The C++ standard does not guarantee that a byte is 8 bits but I think that Windows and Linux has been designed to work with 8 bit bytes only so it would probably be problematic and very stupid if a compiler tried to use a different byte size, so I think you are safe to assume that is always the case.
Alright, how about the other sizes? My concern is that I write a configuration file using my Linux laptop while out, come home, copy that file to my Windows 7 box, and then things do not read in correctly. Currently I am saving uint16_t as two bytes.
 
fwrite(&some_uint16_t_variable, 2, 1, pFile);

In other words I am not calling "sizeof(uint16_t)" during the writing. This ensure that a "short" is written and read as two bytes, but I need to know that this is the case on Windows, Linux, and Mac x86 and x86_64.
closed account (Dy7SLyTq)
yes they will. i couldnt find it but i asked this question a while back and everyone assured me that while its not guaranteed by the standard, it is kept similar throught mac -> linux -> windows -> unix
If the types are defined, then yes, they are exactly the specified number of bits.

POSIX guarantees that a byte is eight bits. (It has to to break the least amount of extant code.) Mac and Windows have eight-bit bytes. (You would have to be playing with fairly exotic hardware to not have eight-bit bytes.)


fwrite( (const char*)&something_that_isnt_a_char_array, n, 1, pFile ) is almost ALWAYS WRONG.
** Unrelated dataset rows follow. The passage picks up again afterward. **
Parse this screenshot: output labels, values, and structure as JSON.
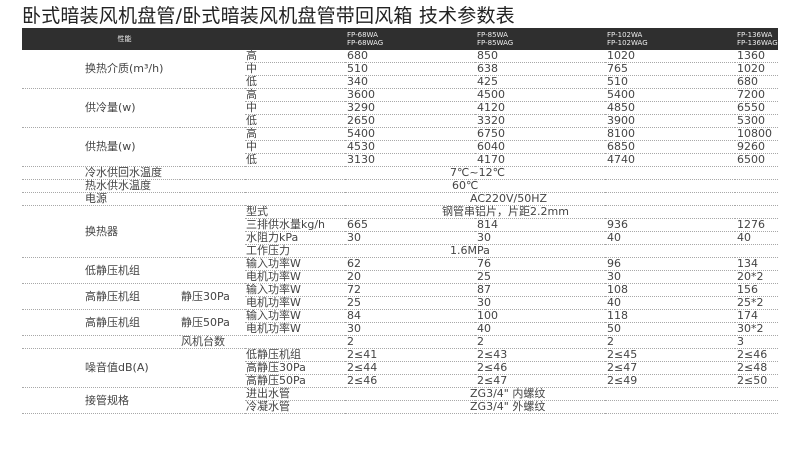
{
  "title": "卧式暗装风机盘管/卧式暗装风机盘管带回风箱 技术参数表",
  "header": {
    "performance": "性能",
    "models": [
      "FP-68WA\nFP-68WAG",
      "FP-85WA\nFP-85WAG",
      "FP-102WA\nFP-102WAG",
      "FP-136WA\nFP-136WAG"
    ]
  },
  "sections": [
    {
      "label": "换热介质(m³/h)",
      "rows": [
        {
          "item": "高",
          "values": [
            "680",
            "850",
            "1020",
            "1360"
          ]
        },
        {
          "item": "中",
          "values": [
            "510",
            "638",
            "765",
            "1020"
          ]
        },
        {
          "item": "低",
          "values": [
            "340",
            "425",
            "510",
            "680"
          ]
        }
      ]
    },
    {
      "label": "供冷量(w)",
      "rows": [
        {
          "item": "高",
          "values": [
            "3600",
            "4500",
            "5400",
            "7200"
          ]
        },
        {
          "item": "中",
          "values": [
            "3290",
            "4120",
            "4850",
            "6550"
          ]
        },
        {
          "item": "低",
          "values": [
            "2650",
            "3320",
            "3900",
            "5300"
          ]
        }
      ]
    },
    {
      "label": "供热量(w)",
      "rows": [
        {
          "item": "高",
          "values": [
            "5400",
            "6750",
            "8100",
            "10800"
          ]
        },
        {
          "item": "中",
          "values": [
            "4530",
            "6040",
            "6850",
            "9260"
          ]
        },
        {
          "item": "低",
          "values": [
            "3130",
            "4170",
            "4740",
            "6500"
          ]
        }
      ]
    },
    {
      "label": "冷水供回水温度",
      "merged": "7℃~12℃"
    },
    {
      "label": "热水供水温度",
      "merged": "60℃"
    },
    {
      "label": "电源",
      "merged": "AC220V/50HZ"
    },
    {
      "label": "换热器",
      "rows": [
        {
          "item": "型式",
          "merged": "钢管串铝片，片距2.2mm"
        },
        {
          "item": "三排供水量kg/h",
          "values": [
            "665",
            "814",
            "936",
            "1276"
          ]
        },
        {
          "item": "水阻力kPa",
          "values": [
            "30",
            "30",
            "40",
            "40"
          ]
        },
        {
          "item": "工作压力",
          "merged": "1.6MPa"
        }
      ]
    },
    {
      "label": "低静压机组",
      "rows": [
        {
          "item": "输入功率W",
          "values": [
            "62",
            "76",
            "96",
            "134"
          ]
        },
        {
          "item": "电机功率W",
          "values": [
            "20",
            "25",
            "30",
            "20*2"
          ]
        }
      ]
    },
    {
      "label": "高静压机组",
      "sub": "静压30Pa",
      "rows": [
        {
          "item": "输入功率W",
          "values": [
            "72",
            "87",
            "108",
            "156"
          ]
        },
        {
          "item": "电机功率W",
          "values": [
            "25",
            "30",
            "40",
            "25*2"
          ]
        }
      ]
    },
    {
      "label": "高静压机组",
      "sub": "静压50Pa",
      "rows": [
        {
          "item": "输入功率W",
          "values": [
            "84",
            "100",
            "118",
            "174"
          ]
        },
        {
          "item": "电机功率W",
          "values": [
            "30",
            "40",
            "50",
            "30*2"
          ]
        }
      ]
    },
    {
      "label": "",
      "sub": "风机台数",
      "rows": [
        {
          "item": "",
          "values": [
            "2",
            "2",
            "2",
            "3"
          ]
        }
      ]
    },
    {
      "label": "噪音值dB(A)",
      "rows": [
        {
          "item": "低静压机组",
          "values": [
            "2≤41",
            "2≤43",
            "2≤45",
            "2≤46"
          ]
        },
        {
          "item": "高静压30Pa",
          "values": [
            "2≤44",
            "2≤46",
            "2≤47",
            "2≤48"
          ]
        },
        {
          "item": "高静压50Pa",
          "values": [
            "2≤46",
            "2≤47",
            "2≤49",
            "2≤50"
          ]
        }
      ]
    },
    {
      "label": "接管规格",
      "rows": [
        {
          "item": "进出水管",
          "merged": "ZG3/4\" 内螺纹"
        },
        {
          "item": "冷凝水管",
          "merged": "ZG3/4\" 外螺纹"
        }
      ]
    }
  ]
}
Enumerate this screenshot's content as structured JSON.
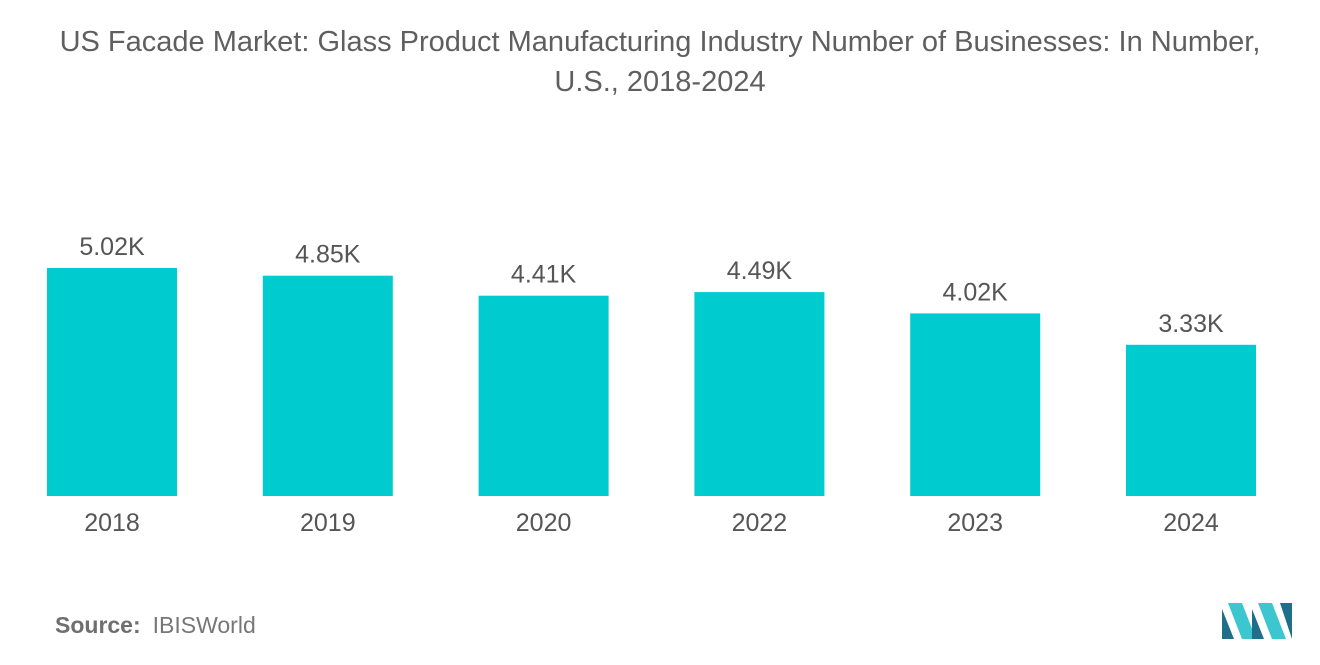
{
  "title_lines": [
    "US Facade Market: Glass Product Manufacturing Industry Number of Businesses: In Number,",
    "U.S., 2018-2024"
  ],
  "source": {
    "label": "Source:",
    "value": "IBISWorld"
  },
  "colors": {
    "bar": "#00cccf",
    "text": "#555555",
    "logo_dark": "#1f6f8a",
    "logo_light": "#3cc6cf"
  },
  "logo": {
    "icon": "mordor-intelligence-logo-icon"
  },
  "chart_data": {
    "type": "bar",
    "title": "US Facade Market: Glass Product Manufacturing Industry Number of Businesses: In Number, U.S., 2018-2024",
    "categories": [
      "2018",
      "2019",
      "2020",
      "2022",
      "2023",
      "2024"
    ],
    "values": [
      5.02,
      4.85,
      4.41,
      4.49,
      4.02,
      3.33
    ],
    "labels": [
      "5.02K",
      "4.85K",
      "4.41K",
      "4.49K",
      "4.02K",
      "3.33K"
    ],
    "unit": "thousand businesses",
    "xlabel": "",
    "ylabel": "",
    "ylim": [
      0,
      5.02
    ],
    "grid": false,
    "legend": "none"
  }
}
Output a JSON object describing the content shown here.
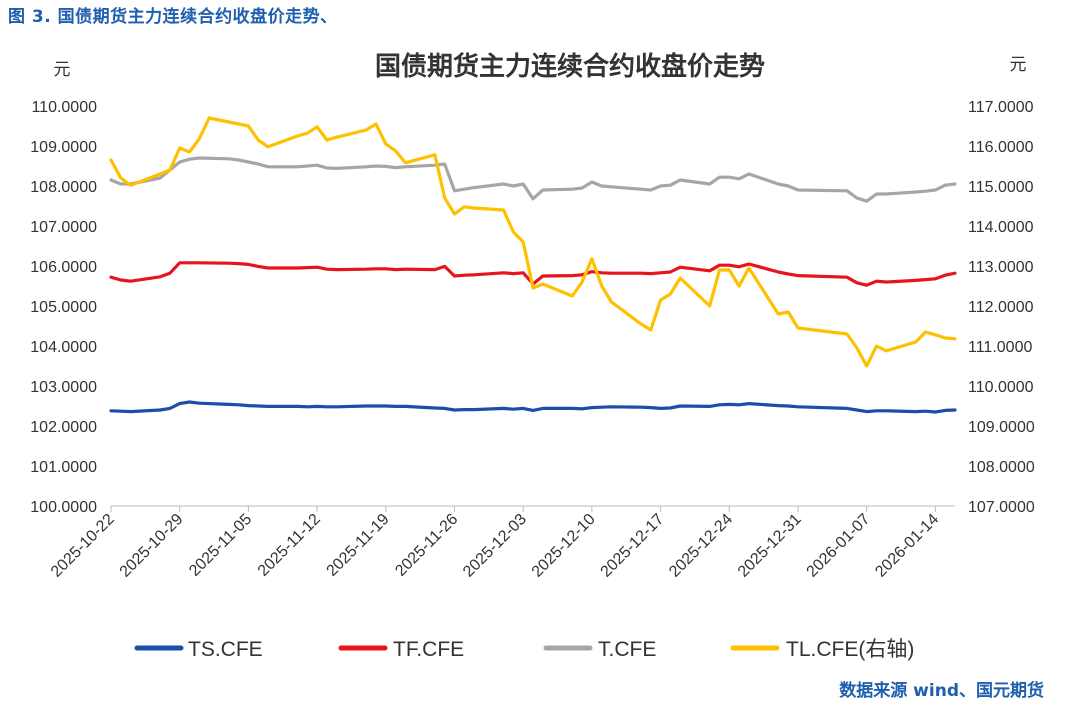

The safest binary option is to serialize properly, meaning that you should convert everything to individual bytes. Google "serialization" for more. And some stuff here that might help you.

Binary I/O helpers:
http://www.cplusplus.com/forum/beginner/31584/#msg171056

Binary I/O on standard streams:
http://www.cplusplus.com/forum/beginner/11431/#msg53963

Why endianness matters:
http://www.cplusplus.com/forum/general/11554/#msg54622

If you are serializing floating point numbers, convert them to string and serialize the string.

Hope this helps.
Can you explain to me why my fwrite example is wrong? I will look up serialization later this evening when I get home, but I have been storing binary data that way since DOS on a Vendex Headstart 286 and have never had an issue with it. I even found that example in an OLD C book from the late 80's or early 90's.

*EDIT*

I am now starting to use iostream since I am using C++. Would this information still matter?

*EDIT*

I took some time to view serialization and I am seeing stuff about how it allows you to save an entire class to file and read it back in properly, but I am not doing that at this time. Are you saying I should serialize normal variables somehow?